Sur les douze cas confirmés d’infection en France, seules quatre personnes restaient hospitalisées mardi. Un troisième cas positif a en revanche été diagnostiqué parmi les quatre ressortissants français à bord du Diamond Princess. Les trois autres passagers français, dont l’un de 80 ans, sont hospitalisés au Japon.   

  

Voici les principaux chiffres à connaître sur ce paquebot   

3711  

Le navire avait à son bord 3711 personnes lors de son arrivée à Yokohama (au sud de Tokyo). Parmi eux figuraient 2666 croisiéristes. Le reste était constitué de membres d’équipage. Ce nombre a diminué au fur et à mesure que les personnes contaminées ont été évacuées du navire afin d’être hospitalisées.      

  

AFP

  

500  

Environ 500 personnes devraient débarquer mercredi. Pour cela, elles doivent avoir réalisé un test négatif au coronavirus, ne pas présenter de symptômes, ne pas avoir eu de contact avec une personne testée positive et avoir achevé leur période de quarantaine. Une fois dehors, elles ne subiront aucune restriction à leurs mouvements.
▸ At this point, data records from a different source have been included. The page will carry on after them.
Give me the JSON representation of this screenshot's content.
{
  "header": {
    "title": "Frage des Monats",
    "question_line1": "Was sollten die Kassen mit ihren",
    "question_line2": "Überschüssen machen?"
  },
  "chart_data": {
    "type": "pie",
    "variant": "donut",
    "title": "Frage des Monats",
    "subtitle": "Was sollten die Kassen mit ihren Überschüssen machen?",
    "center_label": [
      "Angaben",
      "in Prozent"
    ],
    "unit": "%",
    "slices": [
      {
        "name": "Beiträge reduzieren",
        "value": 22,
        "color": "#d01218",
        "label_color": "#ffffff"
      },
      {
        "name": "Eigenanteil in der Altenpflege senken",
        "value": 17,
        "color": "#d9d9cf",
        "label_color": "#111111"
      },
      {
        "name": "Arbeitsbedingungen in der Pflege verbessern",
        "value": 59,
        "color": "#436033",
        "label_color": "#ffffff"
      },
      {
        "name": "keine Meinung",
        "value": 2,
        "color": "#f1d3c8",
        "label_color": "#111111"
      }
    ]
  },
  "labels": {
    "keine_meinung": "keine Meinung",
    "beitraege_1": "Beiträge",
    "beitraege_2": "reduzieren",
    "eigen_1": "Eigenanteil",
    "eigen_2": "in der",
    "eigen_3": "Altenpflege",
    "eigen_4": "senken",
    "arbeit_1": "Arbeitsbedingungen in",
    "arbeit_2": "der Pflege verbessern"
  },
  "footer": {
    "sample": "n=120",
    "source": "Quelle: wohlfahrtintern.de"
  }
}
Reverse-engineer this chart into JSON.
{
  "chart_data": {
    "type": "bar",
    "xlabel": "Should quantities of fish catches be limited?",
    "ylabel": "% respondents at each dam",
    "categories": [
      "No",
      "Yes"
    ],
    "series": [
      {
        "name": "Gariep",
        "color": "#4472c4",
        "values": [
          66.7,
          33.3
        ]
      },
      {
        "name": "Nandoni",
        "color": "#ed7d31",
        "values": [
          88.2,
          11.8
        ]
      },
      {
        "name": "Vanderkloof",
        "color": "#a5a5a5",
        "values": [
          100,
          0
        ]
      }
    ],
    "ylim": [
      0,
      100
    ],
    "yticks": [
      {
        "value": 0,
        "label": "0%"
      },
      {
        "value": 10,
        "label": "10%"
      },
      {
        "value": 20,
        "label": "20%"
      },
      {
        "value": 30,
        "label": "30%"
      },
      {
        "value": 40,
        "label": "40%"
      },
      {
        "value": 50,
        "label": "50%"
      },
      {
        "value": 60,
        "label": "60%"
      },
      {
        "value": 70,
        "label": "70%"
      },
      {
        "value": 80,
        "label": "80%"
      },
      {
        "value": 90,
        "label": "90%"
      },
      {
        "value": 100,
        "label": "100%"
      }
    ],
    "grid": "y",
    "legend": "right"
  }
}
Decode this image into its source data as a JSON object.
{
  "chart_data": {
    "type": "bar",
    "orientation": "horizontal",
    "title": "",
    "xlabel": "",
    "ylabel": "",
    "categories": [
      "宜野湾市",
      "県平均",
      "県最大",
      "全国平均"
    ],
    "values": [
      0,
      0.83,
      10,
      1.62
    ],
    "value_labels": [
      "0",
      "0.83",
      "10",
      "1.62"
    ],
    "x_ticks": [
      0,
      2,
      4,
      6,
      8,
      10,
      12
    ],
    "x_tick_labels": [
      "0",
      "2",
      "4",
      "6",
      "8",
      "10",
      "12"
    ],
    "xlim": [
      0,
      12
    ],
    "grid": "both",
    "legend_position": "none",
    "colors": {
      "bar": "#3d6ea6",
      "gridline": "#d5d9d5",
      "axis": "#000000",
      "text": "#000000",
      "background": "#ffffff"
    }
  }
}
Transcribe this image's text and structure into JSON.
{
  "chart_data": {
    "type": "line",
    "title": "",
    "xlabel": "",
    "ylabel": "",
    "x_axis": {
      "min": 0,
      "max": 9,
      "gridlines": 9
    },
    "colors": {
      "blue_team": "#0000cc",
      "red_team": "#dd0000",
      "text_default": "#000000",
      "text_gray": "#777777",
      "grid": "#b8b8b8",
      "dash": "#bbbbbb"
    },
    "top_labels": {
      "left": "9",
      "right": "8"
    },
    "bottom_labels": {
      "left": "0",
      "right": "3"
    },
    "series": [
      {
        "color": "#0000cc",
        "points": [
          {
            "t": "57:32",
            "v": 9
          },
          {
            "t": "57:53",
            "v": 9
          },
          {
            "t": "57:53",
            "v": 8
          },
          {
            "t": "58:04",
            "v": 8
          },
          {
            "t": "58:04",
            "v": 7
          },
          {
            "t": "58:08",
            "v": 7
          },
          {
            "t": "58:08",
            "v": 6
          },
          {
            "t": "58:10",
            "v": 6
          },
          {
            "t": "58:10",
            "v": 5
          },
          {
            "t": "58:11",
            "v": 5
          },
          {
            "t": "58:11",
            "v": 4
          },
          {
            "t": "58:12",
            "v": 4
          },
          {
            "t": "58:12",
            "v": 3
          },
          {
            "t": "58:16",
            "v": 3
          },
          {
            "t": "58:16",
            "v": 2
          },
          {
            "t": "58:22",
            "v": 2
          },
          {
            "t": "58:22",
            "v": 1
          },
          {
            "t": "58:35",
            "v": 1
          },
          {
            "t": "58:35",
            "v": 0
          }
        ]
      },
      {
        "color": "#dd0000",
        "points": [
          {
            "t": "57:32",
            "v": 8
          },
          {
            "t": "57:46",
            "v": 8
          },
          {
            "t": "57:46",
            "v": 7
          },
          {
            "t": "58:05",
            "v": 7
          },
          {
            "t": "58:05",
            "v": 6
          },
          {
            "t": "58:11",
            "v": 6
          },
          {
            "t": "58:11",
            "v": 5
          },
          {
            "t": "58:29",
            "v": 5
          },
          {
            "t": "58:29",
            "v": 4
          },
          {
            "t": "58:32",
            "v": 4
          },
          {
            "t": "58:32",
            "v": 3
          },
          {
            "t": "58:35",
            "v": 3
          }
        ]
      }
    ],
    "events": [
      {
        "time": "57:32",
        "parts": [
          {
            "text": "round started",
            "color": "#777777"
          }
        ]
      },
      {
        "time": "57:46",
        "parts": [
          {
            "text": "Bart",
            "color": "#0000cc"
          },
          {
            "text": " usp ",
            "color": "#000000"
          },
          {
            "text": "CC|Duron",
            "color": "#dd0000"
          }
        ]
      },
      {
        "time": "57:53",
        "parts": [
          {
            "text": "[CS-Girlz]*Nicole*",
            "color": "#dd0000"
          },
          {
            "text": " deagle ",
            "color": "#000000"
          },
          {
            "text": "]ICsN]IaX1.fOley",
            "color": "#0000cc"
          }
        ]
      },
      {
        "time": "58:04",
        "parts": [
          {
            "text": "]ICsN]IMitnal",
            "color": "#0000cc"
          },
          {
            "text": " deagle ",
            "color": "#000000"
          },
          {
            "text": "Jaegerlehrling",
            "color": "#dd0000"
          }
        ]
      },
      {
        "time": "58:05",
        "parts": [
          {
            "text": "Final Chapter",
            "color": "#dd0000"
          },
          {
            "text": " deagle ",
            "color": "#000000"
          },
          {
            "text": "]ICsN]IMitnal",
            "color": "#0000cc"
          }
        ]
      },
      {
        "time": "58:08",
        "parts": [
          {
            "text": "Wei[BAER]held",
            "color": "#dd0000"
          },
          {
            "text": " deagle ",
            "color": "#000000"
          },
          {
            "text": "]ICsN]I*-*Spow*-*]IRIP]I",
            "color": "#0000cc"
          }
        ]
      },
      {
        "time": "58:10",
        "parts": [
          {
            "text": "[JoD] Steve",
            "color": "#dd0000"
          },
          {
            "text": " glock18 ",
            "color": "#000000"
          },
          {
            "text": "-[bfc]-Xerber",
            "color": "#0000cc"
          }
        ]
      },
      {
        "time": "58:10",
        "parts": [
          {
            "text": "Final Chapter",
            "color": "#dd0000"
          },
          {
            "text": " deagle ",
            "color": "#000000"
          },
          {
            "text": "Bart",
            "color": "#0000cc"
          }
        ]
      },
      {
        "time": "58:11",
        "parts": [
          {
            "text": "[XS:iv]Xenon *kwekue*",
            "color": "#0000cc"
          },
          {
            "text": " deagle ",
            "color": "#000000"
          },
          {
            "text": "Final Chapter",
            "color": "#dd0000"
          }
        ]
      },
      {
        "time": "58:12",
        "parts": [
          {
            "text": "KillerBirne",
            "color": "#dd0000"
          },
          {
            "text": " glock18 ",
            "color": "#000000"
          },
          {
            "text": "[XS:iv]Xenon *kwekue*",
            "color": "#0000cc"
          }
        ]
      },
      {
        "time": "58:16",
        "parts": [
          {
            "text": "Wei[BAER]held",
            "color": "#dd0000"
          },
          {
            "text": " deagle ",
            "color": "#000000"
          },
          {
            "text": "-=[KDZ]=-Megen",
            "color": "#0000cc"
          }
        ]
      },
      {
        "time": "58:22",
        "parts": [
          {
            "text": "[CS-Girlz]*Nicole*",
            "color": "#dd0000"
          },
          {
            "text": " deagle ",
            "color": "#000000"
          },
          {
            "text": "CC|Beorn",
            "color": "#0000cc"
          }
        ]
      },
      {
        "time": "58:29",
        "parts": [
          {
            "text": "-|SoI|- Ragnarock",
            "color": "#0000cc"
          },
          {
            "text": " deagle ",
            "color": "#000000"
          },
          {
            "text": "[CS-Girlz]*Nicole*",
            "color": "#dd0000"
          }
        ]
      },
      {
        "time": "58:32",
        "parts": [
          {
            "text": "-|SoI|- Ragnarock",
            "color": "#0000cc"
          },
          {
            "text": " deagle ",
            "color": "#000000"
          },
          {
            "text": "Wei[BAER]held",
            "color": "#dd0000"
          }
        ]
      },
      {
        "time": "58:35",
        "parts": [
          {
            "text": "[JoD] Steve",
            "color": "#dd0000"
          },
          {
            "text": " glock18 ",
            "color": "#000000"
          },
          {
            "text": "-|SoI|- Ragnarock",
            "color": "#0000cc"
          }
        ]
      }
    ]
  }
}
Le débarquement devrait se poursuivre durant plusieurs jours, les personnes étant testées négatives au coronavirus pouvant progressivement être évacuées.      

56  

Les personnes à bord étaient originaires de 56 pays et territoires, dont la moitié du Japon, selon l’opérateur Princess Cruises. Parmi les principaux contingents: des centaines d’employés philippins et des centaines de croisiéristes américains -- la plupart de ces derniers ayant été évacués par Washington avant la fin de la quarantaine.      

14  

Après l’arrivée du bateau, le gouvernement japonais a annoncé son placement en quarantaine pour 14 jours, la période maximale d’incubation supposée de la maladie Covid-19. Les passagers étaient confinés dans leurs cabines. Ils pouvaient cependant sortir pour de brèves promenades sur un pont du navire. Obligation cependant: porter un masque, des gants et rester à distance des autres croisiéristes.       

542  

Au moins 542 personnes à bord ont été contaminées par le coronavirus, selon le dernier bilan établi mercredi. Au total, plus de 2000 personnes ont subi un test de dépistage depuis l’arrivée du Diamond Princess au Japon.      

  

AFP

  

11  

Au milieu environ de la période de quarantaine, le Japon a proposé un aménagement aux passagers âgés de 80 ans ou plus ayant des problèmes de santé préexistants ou séjournant dans des cabines sans fenêtres: poursuivre leur isolement sur terre s’ils sont testés négatifs. Au final, seules 11 personnes qui répondaient aux critères ont choisi de débarquer.       

328  

Quelques jours avant la fin de la quarantaine, les États-Unis ont décidé d’évacuer leurs ressortissants. Condition cependant: subir une nouvelle quarantaine de 14 jours à leur arrivée sur le sol américain. Au total, 328 Américains sont partis à bord de deux avions, d’autres choisissant toutefois de rester sur le bateau. L’Australie, le Canada et le Royaume-Uni ont aussi fait part de leur désir de rapatrier leurs citoyens.      

1045  

Au total, 1045 membres d’équipage étaient à bord lors de l’arrivée du Diamond Princess au Japon. Contaminés, certains ont été hospitalisés sur la terre ferme. Ceux restant sur le navire devront subir une nouvelle quarantaine... mais celle-ci ne débutera que lorsque tous les passagers auront débarqué.